Greenwalt was a student in several of Donegan’s graphic communication classes, including typography, book design technology and web design and production. In fact, it was Donegan who first taught Greenwalt the basics of SEO (Search Engine Optimization), which she said she has since mastered.

“She went the extra mile,” Donegan said. “One design was never enough. She always wanted to do three or four.”

Donegan always knew Greenwalt would be successful on her own terms. However, she said the value of a first job should not be discounted, likening it to graduate school.

“Working for a corporation, you can call it a ‘desk job,’ but I think it’s a really good learning experience,” she said. “If you have only ever worked on your own, you have this lack of professional experience.”

Greenwalt also said she learned a great deal from her classes with graphic communication associate professor Brian Lawler, who offered a different kind of career advice.

“Before you commit to marriage and family and homes and children and mortgages, start a business,” Lawler said. “Because what the hell? If you fail, what are you out?”

Lawler, a Cal Poly graphic communication alumnus himself, started his own business, Tintype Graphic Arts, as a student with $500 and one other employee. In 19 years, he grew it into a successful company employing nearly 40 people at its peak.

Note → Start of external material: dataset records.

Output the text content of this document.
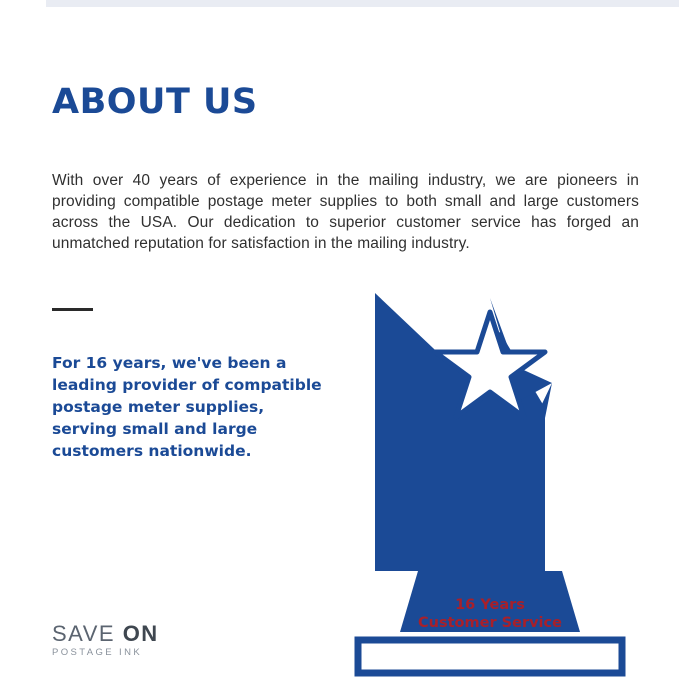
ABOUT US

With over 40 years of experience in the mailing industry, we are pioneers in providing compatible postage meter supplies to both small and large customers across the USA. Our dedication to superior customer service has forged an unmatched reputation for satisfaction in the mailing industry.

For 16 years, we've been a leading provider of compatible postage meter supplies, serving small and large customers nationwide.

16 Years
Customer Service
SAVE ON
POSTAGE INK
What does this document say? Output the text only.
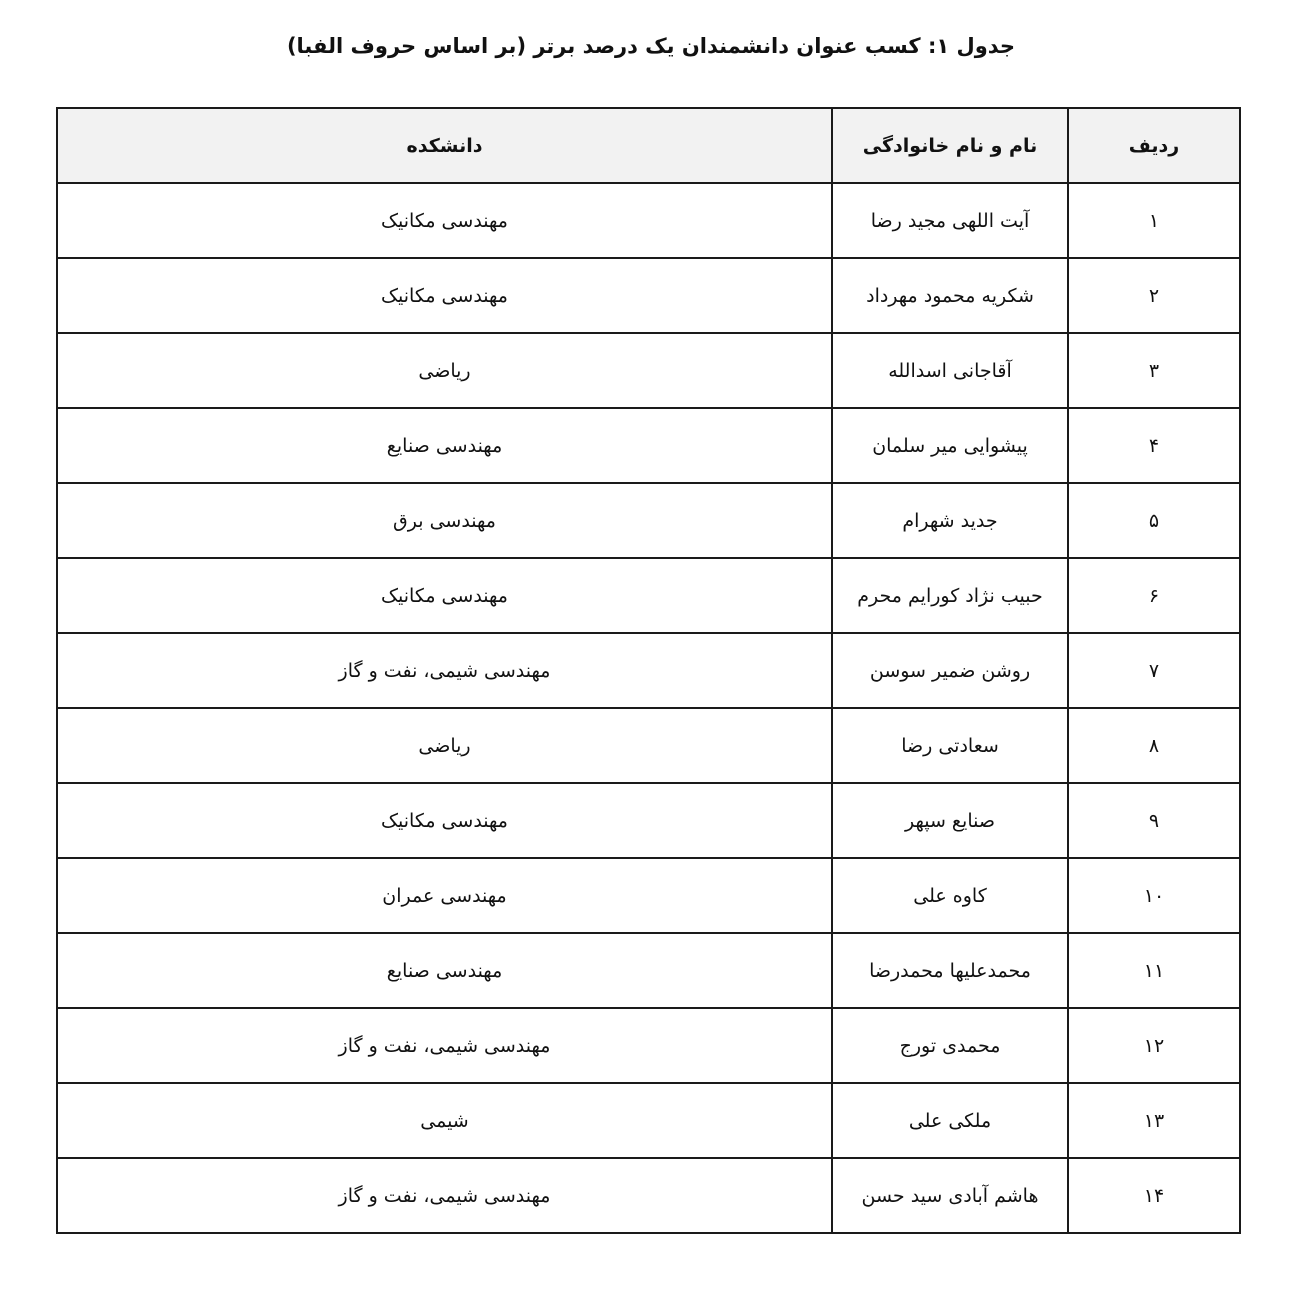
جدول ۱: کسب عنوان دانشمندان یک درصد برتر (بر اساس حروف الفبا)
ردیف	نام و نام خانوادگی	دانشکده
۱	آیت اللهی مجید رضا	مهندسی مکانیک
۲	شکریه محمود مهرداد	مهندسی مکانیک
۳	آقاجانی اسدالله	ریاضی
۴	پیشوایی میر سلمان	مهندسی صنایع
۵	جدید شهرام	مهندسی برق
۶	حبیب نژاد کورایم محرم	مهندسی مکانیک
۷	روشن ضمیر سوسن	مهندسی شیمی، نفت و گاز
۸	سعادتی رضا	ریاضی
۹	صنایع سپهر	مهندسی مکانیک
۱۰	کاوه علی	مهندسی عمران
۱۱	محمدعلیها محمدرضا	مهندسی صنایع
۱۲	محمدی تورج	مهندسی شیمی، نفت و گاز
۱۳	ملکی علی	شیمی
۱۴	هاشم آبادی سید حسن	مهندسی شیمی، نفت و گاز
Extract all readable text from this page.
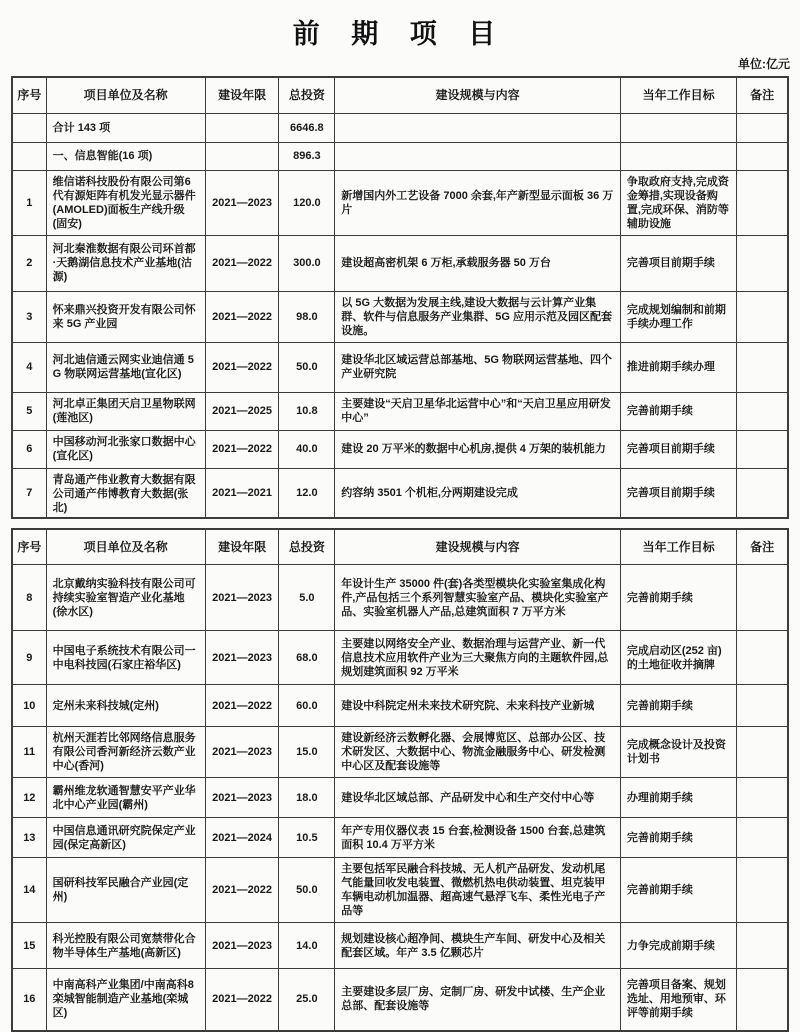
前 期 项 目
单位:亿元
序号	项目单位及名称	建设年限	总投资	建设规模与内容	当年工作目标	备注
	合计 143 项		6646.8			
	一、信息智能(16 项)		896.3			
1	维信诺科技股份有限公司第6代有源矩阵有机发光显示器件(AMOLED)面板生产线升级(固安)	2021—2023	120.0	新增国内外工艺设备 7000 余套,年产新型显示面板 36 万片	争取政府支持,完成资金筹措,实现设备购置,完成环保、消防等辅助设施	
2	河北秦淮数据有限公司环首都·天鹅湖信息技术产业基地(沽源)	2021—2022	300.0	建设超高密机架 6 万柜,承载服务器 50 万台	完善项目前期手续	
3	怀来鼎兴投资开发有限公司怀来 5G 产业园	2021—2022	98.0	以 5G 大数据为发展主线,建设大数据与云计算产业集群、软件与信息服务产业集群、5G 应用示范及园区配套设施。	完成规划编制和前期手续办理工作	
4	河北迪信通云网实业迪信通 5G 物联网运营基地(宣化区)	2021—2022	50.0	建设华北区域运营总部基地、5G 物联网运营基地、四个产业研究院	推进前期手续办理	
5	河北卓正集团天启卫星物联网(莲池区)	2021—2025	10.8	主要建设“天启卫星华北运营中心”和“天启卫星应用研发中心”	完善前期手续	
6	中国移动河北张家口数据中心(宣化区)	2021—2022	40.0	建设 20 万平米的数据中心机房,提供 4 万架的装机能力	完善项目前期手续	
7	青岛通产伟业教育大数据有限公司通产伟博教育大数据(张北)	2021—2021	12.0	约容纳 3501 个机柜,分两期建设完成	完善项目前期手续	
序号	项目单位及名称	建设年限	总投资	建设规模与内容	当年工作目标	备注
8	北京戴纳实验科技有限公司可持续实验室智造产业化基地(徐水区)	2021—2023	5.0	年设计生产 35000 件(套)各类型模块化实验室集成化构件,产品包括三个系列智慧实验室产品、模块化实验室产品、实验室机器人产品,总建筑面积 7 万平方米	完善前期手续	
9	中国电子系统技术有限公司一中电科技园(石家庄裕华区)	2021—2023	68.0	主要建以网络安全产业、数据治理与运营产业、新一代信息技术应用软件产业为三大聚焦方向的主题软件园,总规划建筑面积 92 万平米	完成启动区(252 亩)的土地征收并摘牌	
10	定州未来科技城(定州)	2021—2022	60.0	建设中科院定州未来技术研究院、未来科技产业新城	完善前期手续	
11	杭州天涯若比邻网络信息服务有限公司香河新经济云数产业中心(香河)	2021—2023	15.0	建设新经济云数孵化器、会展博览区、总部办公区、技术研发区、大数据中心、物流金融服务中心、研发检测中心区及配套设施等	完成概念设计及投资计划书	
12	霸州维龙软通智慧安平产业华北中心产业园(霸州)	2021—2023	18.0	建设华北区域总部、产品研发中心和生产交付中心等	办理前期手续	
13	中国信息通讯研究院保定产业园(保定高新区)	2021—2024	10.5	年产专用仪器仪表 15 台套,检测设备 1500 台套,总建筑面积 10.4 万平方米	完善前期手续	
14	国研科技军民融合产业园(定州)	2021—2022	50.0	主要包括军民融合科技城、无人机产品研发、发动机尾气能量回收发电装置、微燃机热电供动装置、坦克装甲车辆电动机加温器、超高速气悬浮飞车、柔性光电子产品等	完善前期手续	
15	科光控股有限公司宽禁带化合物半导体生产基地(高新区)	2021—2023	14.0	规划建设核心超净间、模块生产车间、研发中心及相关配套区域。年产 3.5 亿颗芯片	力争完成前期手续	
16	中南高科产业集团/中南高科8 栾城智能制造产业基地(栾城区)	2021—2022	25.0	主要建设多层厂房、定制厂房、研发中试楼、生产企业总部、配套设施等	完善项目备案、规划选址、用地预审、环评等前期手续	
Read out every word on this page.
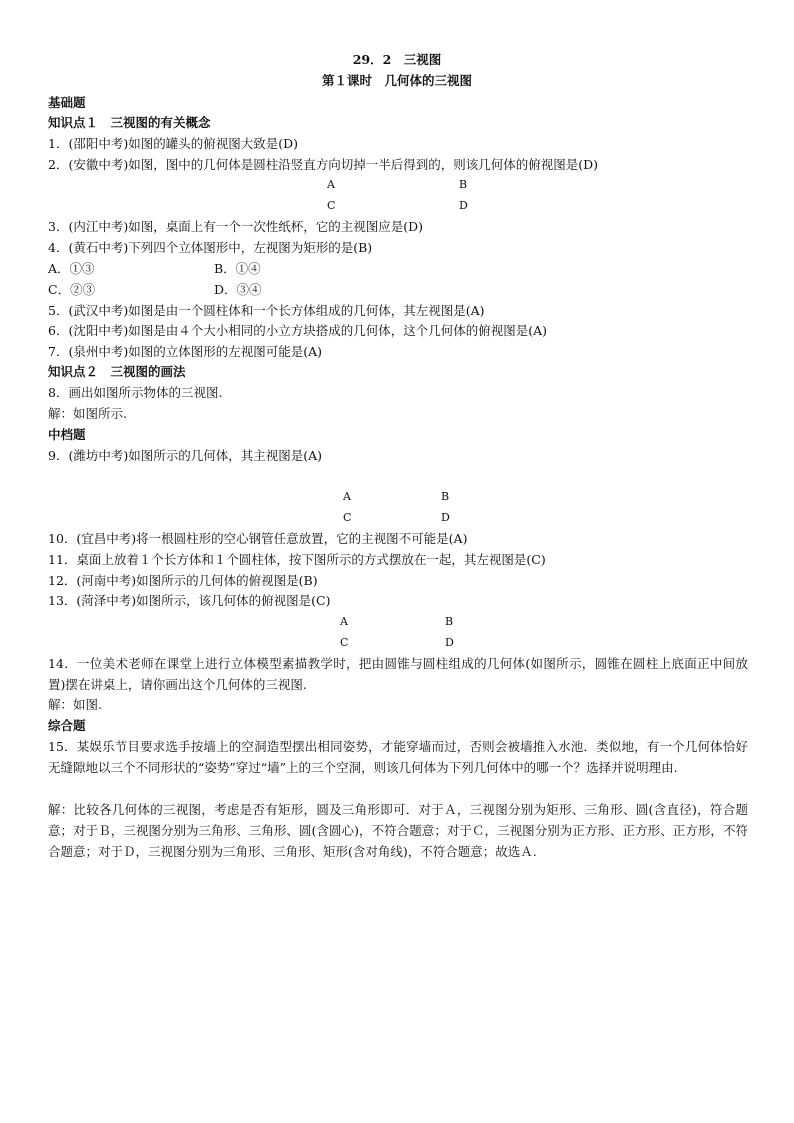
29．2　三视图
第１课时　几何体的三视图
基础题
知识点１　三视图的有关概念
1．(邵阳中考)如图的罐头的俯视图大致是(D)
2．(安徽中考)如图，图中的几何体是圆柱沿竖直方向切掉一半后得到的，则该几何体的俯视图是(D)
A	B
C	D
3．(内江中考)如图，桌面上有一个一次性纸杯，它的主视图应是(D)
4．(黄石中考)下列四个立体图形中，左视图为矩形的是(B)
A．①③	B．①④
C．②③	D．③④
5．(武汉中考)如图是由一个圆柱体和一个长方体组成的几何体，其左视图是(A)
6．(沈阳中考)如图是由４个大小相同的小立方块搭成的几何体，这个几何体的俯视图是(A)
7．(泉州中考)如图的立体图形的左视图可能是(A)
知识点２　三视图的画法
8．画出如图所示物体的三视图.
解：如图所示.
中档题
9．(潍坊中考)如图所示的几何体，其主视图是(A)
A	B
C	D
10．(宜昌中考)将一根圆柱形的空心钢管任意放置，它的主视图不可能是(A)
11．桌面上放着１个长方体和１个圆柱体，按下图所示的方式摆放在一起，其左视图是(C)
12．(河南中考)如图所示的几何体的俯视图是(B)
13．(菏泽中考)如图所示，该几何体的俯视图是(C)
A	B
C	D
14．一位美术老师在课堂上进行立体模型素描教学时，把由圆锥与圆柱组成的几何体(如图所示，圆锥在圆柱上底面正中间放置)摆在讲桌上，请你画出这个几何体的三视图.
解：如图.
综合题
15．某娱乐节目要求选手按墙上的空洞造型摆出相同姿势，才能穿墙而过，否则会被墙推入水池．类似地，有一个几何体恰好无缝隙地以三个不同形状的“姿势”穿过“墙”上的三个空洞，则该几何体为下列几何体中的哪一个？选择并说明理由.
解：比较各几何体的三视图，考虑是否有矩形，圆及三角形即可．对于Ａ，三视图分别为矩形、三角形、圆(含直径)，符合题意；对于Ｂ，三视图分别为三角形、三角形、圆(含圆心)，不符合题意；对于Ｃ，三视图分别为正方形、正方形、正方形，不符合题意；对于Ｄ，三视图分别为三角形、三角形、矩形(含对角线)，不符合题意；故选Ａ.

Lawler’s lectures are ripe with anecdotes from more than 30 years of experience working in the industry, but he said the department and university as a whole should make a greater effort to teach students about entrepreneurship.

“Creative people have a habit of thinking that the money will take care of itself,” Lawler said. “Ironically, a lot of the time it does, but there are also times when you should really be thinking about money.”

Greenwalt said she remembers Lawler for his business emphasis and draws from his stories in her own flourishing entrepreneurial career. Lawler said he remembers Greenwalt as a vivacious student with an obvious drive to accomplish great things, adding that he is flattered to have influenced her.

“I am accused, occasionally, in student reviews of taking too many tangents in my classes,” he said. “I accept those criticisms with a smile.”